Turtle Geometry: The Computer as a Medium for Exploring Mathematics

...and I've not yet tried it, but netlogo sounds interesting.

vinalia · 2014-04-07 · Original thread
It might be fun to look at LOGO (maybe UCBLogo[1], free books included) for a first programming language. This has a first-person (turtle) view on a GUI that you move around to make shapes and do math/physics. The idea is that when programming it will be easier for the programmer to associate themselves with the turtle and interaction/exploration in the language will be natural.

The Logo way is pretty different from conventional programming models because it was tailored to be more intuitive than conventional languages like C, JavaScript, or VB. It still offers access to complex, higher order programming concepts like algorithms, AI, automata, etc. Harold Abelson from MIT (SICP) wrote a cool book that covers math/physics in Logo, too.[2]
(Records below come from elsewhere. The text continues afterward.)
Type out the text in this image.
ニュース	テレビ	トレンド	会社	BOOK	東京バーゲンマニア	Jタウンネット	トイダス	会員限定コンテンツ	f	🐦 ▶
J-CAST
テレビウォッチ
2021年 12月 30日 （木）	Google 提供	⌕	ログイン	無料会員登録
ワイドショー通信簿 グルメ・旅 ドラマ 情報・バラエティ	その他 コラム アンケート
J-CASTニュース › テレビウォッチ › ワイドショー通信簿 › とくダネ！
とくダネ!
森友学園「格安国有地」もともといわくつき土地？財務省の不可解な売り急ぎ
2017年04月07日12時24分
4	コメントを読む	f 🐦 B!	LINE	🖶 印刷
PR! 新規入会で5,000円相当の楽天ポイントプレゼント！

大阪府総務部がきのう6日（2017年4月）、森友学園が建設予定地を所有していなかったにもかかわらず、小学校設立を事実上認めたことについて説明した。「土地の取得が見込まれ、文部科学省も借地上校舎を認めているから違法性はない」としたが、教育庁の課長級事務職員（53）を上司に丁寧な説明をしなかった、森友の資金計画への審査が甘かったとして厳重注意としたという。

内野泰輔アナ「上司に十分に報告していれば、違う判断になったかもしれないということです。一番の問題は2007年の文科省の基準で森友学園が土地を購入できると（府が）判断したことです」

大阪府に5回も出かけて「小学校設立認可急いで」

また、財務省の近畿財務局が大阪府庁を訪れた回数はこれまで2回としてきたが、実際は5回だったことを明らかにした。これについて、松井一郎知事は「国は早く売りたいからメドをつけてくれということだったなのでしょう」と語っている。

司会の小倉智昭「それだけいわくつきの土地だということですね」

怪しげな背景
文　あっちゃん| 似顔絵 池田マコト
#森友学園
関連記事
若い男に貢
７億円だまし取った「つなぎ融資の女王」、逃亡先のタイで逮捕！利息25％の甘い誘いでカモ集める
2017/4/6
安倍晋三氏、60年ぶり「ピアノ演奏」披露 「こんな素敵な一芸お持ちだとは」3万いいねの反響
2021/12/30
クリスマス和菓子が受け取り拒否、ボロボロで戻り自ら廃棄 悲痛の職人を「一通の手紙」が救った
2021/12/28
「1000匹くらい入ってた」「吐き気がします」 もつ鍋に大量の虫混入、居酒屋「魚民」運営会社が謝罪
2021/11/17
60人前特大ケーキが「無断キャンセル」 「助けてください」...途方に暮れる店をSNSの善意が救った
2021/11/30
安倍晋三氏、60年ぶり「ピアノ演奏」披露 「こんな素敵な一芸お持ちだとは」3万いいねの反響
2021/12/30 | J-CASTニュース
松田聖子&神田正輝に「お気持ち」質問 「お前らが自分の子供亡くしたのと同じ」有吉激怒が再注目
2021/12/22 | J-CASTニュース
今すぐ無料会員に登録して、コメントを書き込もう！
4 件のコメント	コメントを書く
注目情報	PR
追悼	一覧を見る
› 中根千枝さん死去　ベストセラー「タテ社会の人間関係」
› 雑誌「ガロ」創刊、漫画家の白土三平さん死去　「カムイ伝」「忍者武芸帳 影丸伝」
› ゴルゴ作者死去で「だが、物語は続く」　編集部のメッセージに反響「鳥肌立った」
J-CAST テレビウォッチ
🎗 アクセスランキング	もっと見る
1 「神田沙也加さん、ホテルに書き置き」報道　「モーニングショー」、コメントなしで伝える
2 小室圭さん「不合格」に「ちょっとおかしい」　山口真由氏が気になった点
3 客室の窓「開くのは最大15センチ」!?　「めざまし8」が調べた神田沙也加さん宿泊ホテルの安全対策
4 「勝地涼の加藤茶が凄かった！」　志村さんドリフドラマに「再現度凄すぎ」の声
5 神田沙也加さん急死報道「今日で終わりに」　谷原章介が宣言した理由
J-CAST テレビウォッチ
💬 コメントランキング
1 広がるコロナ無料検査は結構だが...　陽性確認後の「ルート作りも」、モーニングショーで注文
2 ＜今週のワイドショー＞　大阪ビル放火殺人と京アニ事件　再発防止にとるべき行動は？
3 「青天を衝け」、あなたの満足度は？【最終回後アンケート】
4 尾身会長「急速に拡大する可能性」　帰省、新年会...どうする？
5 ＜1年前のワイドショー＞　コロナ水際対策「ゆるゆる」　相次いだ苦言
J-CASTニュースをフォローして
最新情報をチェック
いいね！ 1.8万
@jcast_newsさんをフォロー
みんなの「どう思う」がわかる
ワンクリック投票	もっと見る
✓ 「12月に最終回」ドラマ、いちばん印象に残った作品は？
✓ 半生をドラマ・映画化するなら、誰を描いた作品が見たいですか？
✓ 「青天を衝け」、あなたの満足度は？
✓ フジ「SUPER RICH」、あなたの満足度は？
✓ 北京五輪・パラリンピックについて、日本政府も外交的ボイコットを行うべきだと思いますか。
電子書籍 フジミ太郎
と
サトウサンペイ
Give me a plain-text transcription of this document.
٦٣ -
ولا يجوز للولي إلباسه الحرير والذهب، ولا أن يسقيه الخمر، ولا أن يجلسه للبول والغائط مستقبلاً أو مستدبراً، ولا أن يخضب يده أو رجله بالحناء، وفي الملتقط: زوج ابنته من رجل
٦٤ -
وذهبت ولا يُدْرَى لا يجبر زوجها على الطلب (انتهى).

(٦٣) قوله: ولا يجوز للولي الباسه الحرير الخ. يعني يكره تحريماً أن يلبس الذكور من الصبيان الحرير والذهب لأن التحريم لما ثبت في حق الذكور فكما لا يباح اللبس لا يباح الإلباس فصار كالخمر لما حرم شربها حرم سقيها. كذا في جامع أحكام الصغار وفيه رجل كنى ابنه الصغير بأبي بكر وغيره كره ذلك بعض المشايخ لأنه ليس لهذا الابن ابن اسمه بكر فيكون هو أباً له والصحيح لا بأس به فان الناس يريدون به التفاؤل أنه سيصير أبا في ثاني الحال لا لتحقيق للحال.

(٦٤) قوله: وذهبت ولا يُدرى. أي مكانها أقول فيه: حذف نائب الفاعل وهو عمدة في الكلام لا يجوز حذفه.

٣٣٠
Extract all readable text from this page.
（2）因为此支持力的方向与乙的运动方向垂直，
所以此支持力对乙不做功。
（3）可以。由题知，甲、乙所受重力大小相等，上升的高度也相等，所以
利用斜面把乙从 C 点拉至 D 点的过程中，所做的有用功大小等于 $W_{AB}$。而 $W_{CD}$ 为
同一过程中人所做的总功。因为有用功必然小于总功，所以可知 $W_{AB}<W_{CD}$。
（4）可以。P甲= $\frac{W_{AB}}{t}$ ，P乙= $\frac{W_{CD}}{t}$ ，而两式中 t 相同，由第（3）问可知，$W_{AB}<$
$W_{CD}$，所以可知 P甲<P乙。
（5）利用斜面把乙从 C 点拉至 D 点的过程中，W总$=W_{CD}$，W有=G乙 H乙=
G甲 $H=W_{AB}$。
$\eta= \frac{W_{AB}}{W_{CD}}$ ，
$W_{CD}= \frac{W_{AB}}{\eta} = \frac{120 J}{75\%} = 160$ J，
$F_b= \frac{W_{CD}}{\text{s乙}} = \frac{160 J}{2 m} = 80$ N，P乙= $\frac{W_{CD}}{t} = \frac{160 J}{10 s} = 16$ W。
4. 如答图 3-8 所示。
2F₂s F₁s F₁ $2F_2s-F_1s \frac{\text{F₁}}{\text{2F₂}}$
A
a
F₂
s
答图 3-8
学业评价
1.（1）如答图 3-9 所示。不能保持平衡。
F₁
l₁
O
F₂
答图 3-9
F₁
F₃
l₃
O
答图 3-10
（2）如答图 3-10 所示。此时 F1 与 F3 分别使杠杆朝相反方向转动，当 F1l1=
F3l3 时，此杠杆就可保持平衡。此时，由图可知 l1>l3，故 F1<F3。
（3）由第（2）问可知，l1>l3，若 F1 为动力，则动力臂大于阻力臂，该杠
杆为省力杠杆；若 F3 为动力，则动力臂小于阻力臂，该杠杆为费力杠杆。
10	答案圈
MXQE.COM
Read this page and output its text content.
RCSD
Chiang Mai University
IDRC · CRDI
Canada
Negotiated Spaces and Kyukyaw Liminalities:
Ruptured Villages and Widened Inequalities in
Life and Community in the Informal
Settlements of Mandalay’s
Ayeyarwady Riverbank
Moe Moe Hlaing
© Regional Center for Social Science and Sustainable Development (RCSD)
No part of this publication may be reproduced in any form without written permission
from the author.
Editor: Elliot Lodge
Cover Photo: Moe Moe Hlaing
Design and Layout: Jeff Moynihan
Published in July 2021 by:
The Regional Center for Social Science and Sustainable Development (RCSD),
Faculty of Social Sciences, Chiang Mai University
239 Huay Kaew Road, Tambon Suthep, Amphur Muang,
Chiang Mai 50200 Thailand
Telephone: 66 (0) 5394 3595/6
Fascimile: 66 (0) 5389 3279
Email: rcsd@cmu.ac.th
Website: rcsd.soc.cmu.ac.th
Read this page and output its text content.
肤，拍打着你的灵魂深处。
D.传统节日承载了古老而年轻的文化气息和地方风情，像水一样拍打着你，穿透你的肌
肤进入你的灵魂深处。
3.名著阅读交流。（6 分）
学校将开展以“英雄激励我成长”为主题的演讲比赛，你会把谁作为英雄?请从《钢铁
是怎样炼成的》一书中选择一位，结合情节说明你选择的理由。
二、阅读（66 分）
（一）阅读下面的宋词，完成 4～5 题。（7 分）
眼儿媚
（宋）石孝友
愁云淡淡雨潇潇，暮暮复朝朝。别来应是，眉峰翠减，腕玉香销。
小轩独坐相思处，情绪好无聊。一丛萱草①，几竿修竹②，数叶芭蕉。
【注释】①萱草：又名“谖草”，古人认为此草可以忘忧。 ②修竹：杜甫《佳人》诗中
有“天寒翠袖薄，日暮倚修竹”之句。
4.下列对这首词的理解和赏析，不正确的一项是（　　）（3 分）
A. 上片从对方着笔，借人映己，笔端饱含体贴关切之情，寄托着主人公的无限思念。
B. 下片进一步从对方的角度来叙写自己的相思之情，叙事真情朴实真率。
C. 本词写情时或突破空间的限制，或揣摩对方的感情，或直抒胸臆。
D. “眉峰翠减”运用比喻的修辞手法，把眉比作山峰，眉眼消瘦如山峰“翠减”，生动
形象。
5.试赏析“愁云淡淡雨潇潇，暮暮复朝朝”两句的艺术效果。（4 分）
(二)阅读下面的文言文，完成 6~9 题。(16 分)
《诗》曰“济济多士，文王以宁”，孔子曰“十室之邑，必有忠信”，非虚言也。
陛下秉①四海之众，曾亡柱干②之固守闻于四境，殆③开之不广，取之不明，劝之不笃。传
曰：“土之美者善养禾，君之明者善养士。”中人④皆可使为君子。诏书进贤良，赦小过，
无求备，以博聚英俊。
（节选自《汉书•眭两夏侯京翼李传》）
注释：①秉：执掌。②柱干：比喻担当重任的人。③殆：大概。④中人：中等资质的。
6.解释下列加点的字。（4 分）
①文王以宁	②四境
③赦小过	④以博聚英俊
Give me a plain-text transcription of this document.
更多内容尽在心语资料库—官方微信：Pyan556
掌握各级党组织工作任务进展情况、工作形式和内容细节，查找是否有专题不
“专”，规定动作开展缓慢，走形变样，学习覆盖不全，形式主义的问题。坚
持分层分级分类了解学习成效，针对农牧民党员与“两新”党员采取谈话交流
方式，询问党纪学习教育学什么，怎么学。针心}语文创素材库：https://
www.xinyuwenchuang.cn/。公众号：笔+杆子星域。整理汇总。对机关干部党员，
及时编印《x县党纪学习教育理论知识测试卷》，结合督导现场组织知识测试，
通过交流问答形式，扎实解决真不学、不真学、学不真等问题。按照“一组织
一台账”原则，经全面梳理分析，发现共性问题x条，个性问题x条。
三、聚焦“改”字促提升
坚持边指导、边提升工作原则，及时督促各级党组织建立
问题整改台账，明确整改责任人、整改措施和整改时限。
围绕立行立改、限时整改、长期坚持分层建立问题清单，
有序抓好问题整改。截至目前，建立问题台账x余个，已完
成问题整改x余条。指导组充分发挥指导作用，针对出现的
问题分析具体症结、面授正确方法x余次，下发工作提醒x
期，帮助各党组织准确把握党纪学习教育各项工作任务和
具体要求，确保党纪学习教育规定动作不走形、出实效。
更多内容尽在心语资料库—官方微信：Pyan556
The creator of the language has an awesome book[3] on how computers can enhance pedagogy and someone wrote a cool blog post on programming for children that mentioned it too[4].





sea6ear · 2013-04-07 · Original thread
I find Hal Abelson's book Turtle Geometry [1] fascinating. It describes a dialect of Logo (the graphical routines could probably be implemented relatively easily in Python/Tkinter or Tcl/Tk or something like Processing).

Once the basics are described, then it uses them to go on to explore things like non-euclidian geometry (and maybe topology?).


dhess · 2009-02-24 · Original thread
Learning to build or repair a car would probably improve your understanding of thermodynamics, aerodynamics, momentum, etc. Likewise, writing a computer program that simulates the motion of a planet around a star or renders 3D graphics might improve your understanding of classical mechanics and any number of topics in math, just to name a few examples; cf.

This is not to mention that learning how to program a computer is just another tool to put in your bags of tricks for solving problems in any of the domains you mentioned (some better suited than others, of course).